I love the spam.module. Thanks a lot.

Thomas Narres
Keep the sunny side up

freyquency’s picture

i'd like to see it integrate somehow like FOAF and the drupal login too. It would be nice if there were some sort of way to combine the results from many sites and pull that information through the filter. I can understand wanting to get the logistics down and fine tune it before any work like that went underway. I'm excited to try it out.

Jeremy’s picture

I'm happy to report that on the 37'th spam comment posted to KernelTrap the Bayesian logic caught its first spam comment in the wild. The comment had a rating of 93, and was indeed spam.
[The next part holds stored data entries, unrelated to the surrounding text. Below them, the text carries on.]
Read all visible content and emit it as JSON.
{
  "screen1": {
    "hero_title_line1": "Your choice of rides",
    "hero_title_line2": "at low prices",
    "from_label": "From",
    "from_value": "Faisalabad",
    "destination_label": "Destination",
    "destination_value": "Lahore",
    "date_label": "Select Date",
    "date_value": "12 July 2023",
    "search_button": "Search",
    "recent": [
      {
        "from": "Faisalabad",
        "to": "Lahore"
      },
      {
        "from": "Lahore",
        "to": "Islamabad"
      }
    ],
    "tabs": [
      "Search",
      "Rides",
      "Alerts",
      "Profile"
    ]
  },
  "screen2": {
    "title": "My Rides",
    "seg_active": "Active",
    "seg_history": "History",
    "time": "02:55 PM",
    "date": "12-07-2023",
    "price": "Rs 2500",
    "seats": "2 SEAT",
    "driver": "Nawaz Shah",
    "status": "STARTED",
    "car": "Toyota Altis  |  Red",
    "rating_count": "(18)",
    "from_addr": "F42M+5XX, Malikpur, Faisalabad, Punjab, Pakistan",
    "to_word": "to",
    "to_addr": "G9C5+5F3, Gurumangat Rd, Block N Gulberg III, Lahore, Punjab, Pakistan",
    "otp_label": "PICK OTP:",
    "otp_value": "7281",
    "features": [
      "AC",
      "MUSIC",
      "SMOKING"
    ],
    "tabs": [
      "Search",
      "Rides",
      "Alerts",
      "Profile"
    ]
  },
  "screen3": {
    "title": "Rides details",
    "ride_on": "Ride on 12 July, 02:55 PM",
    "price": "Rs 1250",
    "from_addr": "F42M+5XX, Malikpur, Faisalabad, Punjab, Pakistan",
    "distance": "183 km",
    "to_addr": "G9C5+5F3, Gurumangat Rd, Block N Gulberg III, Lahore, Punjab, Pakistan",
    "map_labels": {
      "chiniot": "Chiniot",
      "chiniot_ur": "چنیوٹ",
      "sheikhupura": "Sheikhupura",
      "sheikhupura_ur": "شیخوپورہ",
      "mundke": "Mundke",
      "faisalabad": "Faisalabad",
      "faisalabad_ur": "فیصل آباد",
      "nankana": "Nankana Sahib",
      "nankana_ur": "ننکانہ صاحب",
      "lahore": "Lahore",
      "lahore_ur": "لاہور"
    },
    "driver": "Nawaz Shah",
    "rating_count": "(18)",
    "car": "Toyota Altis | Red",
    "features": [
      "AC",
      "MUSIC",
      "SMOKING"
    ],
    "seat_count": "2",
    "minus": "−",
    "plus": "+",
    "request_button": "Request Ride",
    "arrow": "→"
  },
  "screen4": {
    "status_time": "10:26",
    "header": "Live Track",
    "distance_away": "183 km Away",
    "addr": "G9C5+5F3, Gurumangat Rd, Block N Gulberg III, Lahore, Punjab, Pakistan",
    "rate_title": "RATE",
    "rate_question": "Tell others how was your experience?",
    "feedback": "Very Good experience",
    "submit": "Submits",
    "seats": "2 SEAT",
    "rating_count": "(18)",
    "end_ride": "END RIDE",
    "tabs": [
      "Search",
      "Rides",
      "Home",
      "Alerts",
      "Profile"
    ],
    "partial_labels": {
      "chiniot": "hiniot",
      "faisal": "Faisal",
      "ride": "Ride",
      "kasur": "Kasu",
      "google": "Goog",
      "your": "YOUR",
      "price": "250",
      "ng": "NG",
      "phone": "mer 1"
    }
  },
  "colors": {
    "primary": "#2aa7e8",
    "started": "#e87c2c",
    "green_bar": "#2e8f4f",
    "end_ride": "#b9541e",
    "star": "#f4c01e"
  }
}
Of course, I expect to have to train it with 2-300 before I see it consistently catching spam... Still, this is a milestone, proving that the Bayesian logic can work. :)

BTW: Since writing the above article, the spam module has gained two additional mechanisms for catching spam: 1) regex-based custom filters (word/phrase/pattern matching), and 2) filtering comments posted from known email spammer IP addresses. These latter two features are only available in the 4.5+ version of the module.

mike3k’s picture

It would be great if there was a way to automatically disable comments or make them read-only on an entry after a certain length of time with no activity. I've seen a MT plugin which does exactly that.

I find that almost all comment spam is posted on entries several months old or with very low node numbers rather than current entries. Just doing this would cut down on the amount of comment spam.

I'm using the spam module at both macmegasite & worldbeatplanet and it's still missing most spams which I have to flag manually.

Both sites were hit with several comment spams promoting online gambling. I just manually disabled comments for all older entries on both sites and blocked the IP address range the spam came from.

--
Mike Cohen, http://www.mcdevzone.com/

Jeremy’s picture

I'm using the spam module at both macmegasite & worldbeatplanet and it's still missing most spams which I have to flag manually.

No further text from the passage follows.